Security and Production Rules

• Enforce strict RBAC with Clerk roles; limit data access to authorized user scope.
• Validate Stripe webhooks server-side; verify signatures before processing events.
• Use server-side API routes to perform sensitive operations (AI analysis, ranking updates, PDF generation).
• Enable TLS everywhere; set Secure and HttpOnly flags on cookies.
• Regularly rotate API keys and monitor audit logs for suspicious activity.

Testing Checklist

• Unit tests for utilities (ranking, AI profiling, PDF formatting).
• Integration tests for auth flows, API routes, and database interactions with Supabase.
• End-to-end tests simulating user sign-up, subscription, profile analysis, rankings, and PDF reports download.
• Manual smoke tests after deployments to verify Stripe webhooks and AI services integration.

Common Mistakes to Avoid

• Relying on client-side data for security decisions; always confirm on server side.
• Over-fetching data in client components; leverage server components and streaming when appropriate.
• Using Prisma in this stack; the intended backend is Supabase with Postgres; avoid Prisma migrations unless you add it intentionally.
• Ignoring accessibility in UI; ensure all reports and PDF contents are accessible where possible.
• Ignoring audit trails for AI decisions and rankings; maintain verifiable logs.

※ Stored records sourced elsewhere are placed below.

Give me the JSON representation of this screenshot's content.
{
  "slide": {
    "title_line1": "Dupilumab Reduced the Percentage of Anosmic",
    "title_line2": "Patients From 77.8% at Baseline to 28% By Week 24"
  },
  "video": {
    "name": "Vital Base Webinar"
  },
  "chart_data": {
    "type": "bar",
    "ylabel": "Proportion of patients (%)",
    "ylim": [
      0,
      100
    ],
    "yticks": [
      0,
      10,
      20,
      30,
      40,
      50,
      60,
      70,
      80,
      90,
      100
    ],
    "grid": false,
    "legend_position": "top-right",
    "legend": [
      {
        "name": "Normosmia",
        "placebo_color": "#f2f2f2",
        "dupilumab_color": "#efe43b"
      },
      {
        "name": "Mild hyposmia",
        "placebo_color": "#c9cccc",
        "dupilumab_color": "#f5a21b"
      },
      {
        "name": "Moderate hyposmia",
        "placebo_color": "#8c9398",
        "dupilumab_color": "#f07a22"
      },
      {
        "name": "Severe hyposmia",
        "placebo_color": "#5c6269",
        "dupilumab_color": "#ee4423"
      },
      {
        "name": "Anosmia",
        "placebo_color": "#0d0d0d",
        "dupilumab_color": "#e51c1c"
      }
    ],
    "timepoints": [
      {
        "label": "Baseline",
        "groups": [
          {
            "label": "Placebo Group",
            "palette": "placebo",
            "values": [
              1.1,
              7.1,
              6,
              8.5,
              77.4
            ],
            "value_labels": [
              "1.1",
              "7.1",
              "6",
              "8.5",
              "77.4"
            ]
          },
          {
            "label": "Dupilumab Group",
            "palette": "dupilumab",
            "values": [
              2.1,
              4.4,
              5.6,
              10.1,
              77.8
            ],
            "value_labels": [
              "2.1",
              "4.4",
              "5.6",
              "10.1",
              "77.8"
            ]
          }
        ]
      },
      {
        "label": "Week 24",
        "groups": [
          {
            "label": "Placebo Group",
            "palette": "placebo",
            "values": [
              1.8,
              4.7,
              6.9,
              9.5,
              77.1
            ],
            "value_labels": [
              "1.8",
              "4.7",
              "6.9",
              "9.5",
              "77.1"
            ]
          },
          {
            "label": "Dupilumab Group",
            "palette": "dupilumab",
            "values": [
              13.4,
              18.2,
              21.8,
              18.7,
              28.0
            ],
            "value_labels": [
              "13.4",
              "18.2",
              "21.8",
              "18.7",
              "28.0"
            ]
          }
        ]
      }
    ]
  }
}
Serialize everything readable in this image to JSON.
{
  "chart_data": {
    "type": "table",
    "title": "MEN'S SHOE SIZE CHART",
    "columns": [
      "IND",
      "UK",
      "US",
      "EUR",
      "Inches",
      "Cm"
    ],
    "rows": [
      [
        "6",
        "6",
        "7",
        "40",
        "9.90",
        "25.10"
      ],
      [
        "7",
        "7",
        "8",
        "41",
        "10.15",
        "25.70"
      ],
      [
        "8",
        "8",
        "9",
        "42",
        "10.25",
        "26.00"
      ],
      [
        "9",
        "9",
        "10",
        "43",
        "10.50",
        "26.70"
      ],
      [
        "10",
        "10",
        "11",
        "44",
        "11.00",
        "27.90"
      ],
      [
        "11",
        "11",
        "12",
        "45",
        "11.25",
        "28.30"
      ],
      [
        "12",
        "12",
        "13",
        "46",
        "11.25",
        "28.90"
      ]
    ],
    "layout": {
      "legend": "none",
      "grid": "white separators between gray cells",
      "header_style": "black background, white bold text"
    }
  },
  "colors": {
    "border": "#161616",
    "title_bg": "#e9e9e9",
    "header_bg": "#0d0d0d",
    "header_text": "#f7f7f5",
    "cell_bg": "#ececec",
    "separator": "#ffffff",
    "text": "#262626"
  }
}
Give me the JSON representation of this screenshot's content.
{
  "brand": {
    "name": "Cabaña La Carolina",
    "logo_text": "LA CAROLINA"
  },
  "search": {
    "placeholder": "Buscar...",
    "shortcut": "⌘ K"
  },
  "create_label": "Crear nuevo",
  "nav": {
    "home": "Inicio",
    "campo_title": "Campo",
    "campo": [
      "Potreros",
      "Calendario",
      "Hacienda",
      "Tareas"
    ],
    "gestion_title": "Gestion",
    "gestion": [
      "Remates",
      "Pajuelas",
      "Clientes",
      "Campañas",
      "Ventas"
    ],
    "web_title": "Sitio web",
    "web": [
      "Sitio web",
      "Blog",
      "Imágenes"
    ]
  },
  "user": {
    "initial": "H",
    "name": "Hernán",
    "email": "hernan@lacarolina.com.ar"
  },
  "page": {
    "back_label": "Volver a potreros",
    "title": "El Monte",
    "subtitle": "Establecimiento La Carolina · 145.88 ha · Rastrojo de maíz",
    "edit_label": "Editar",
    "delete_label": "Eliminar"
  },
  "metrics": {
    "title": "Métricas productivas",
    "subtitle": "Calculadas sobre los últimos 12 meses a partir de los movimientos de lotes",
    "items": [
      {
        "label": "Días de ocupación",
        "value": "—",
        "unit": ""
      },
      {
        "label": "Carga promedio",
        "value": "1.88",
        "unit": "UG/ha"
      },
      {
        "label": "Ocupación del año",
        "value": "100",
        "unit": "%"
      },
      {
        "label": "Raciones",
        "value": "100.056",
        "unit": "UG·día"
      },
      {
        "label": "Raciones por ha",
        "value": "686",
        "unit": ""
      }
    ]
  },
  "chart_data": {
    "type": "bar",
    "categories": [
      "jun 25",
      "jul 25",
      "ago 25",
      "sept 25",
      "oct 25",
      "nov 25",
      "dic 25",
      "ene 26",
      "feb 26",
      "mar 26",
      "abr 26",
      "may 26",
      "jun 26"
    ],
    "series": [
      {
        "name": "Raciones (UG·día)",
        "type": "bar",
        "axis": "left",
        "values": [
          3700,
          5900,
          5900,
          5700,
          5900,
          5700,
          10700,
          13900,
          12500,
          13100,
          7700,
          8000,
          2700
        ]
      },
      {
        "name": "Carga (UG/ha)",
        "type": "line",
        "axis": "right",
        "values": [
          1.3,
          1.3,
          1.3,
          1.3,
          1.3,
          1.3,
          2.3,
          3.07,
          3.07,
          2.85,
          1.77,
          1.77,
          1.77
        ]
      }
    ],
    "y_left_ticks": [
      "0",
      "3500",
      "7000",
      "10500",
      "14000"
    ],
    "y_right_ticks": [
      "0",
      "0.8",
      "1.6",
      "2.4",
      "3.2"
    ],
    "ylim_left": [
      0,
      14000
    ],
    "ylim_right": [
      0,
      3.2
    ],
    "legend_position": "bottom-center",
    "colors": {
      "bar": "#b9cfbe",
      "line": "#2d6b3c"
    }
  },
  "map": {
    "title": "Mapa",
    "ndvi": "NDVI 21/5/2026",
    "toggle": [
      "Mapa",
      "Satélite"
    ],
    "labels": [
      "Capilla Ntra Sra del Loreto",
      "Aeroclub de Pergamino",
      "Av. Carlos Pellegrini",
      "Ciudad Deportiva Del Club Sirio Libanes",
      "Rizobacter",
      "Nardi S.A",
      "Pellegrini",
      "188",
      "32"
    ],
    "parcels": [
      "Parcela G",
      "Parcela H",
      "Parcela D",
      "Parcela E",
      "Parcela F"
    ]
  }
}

Related implementation resources: AI Use Case for Wellness Coaches Using Stripe Data To Analyze Which Subscription Models Have The Highest Retention and Why authorization checks belong in AI coding instructions for production-grade systems.

FAQ

Q: What is the CLAUDE.md Template for this stack?

A: A copyable Claude Code blueprint to implement a Next.js 14 + TS SaaS with Supabase, Clerk, Stripe, AI profiling, rankings, and PDF reports.

Q: Which files are essential to start?

A: app layout, pages for profiles and reports, lib/supabase.ts, lib/stripe.ts, ai.ts, and server-side API routes for webhooks and AI tasks.

Q: How do I secure Stripe webhooks?

A: Validate signatures in a server-safe endpoint and store events only after verification.

Q: How is user data access controlled?

A: Through Clerk authentication, mapped to Supabase users with RLS policies; enforce per-user data visibility in server actions.

Q: How are PDFs generated?

A: Server-side PDF generation using pdf-lib or similar; store generated PDFs in Supabase storage and serve via signed URLs.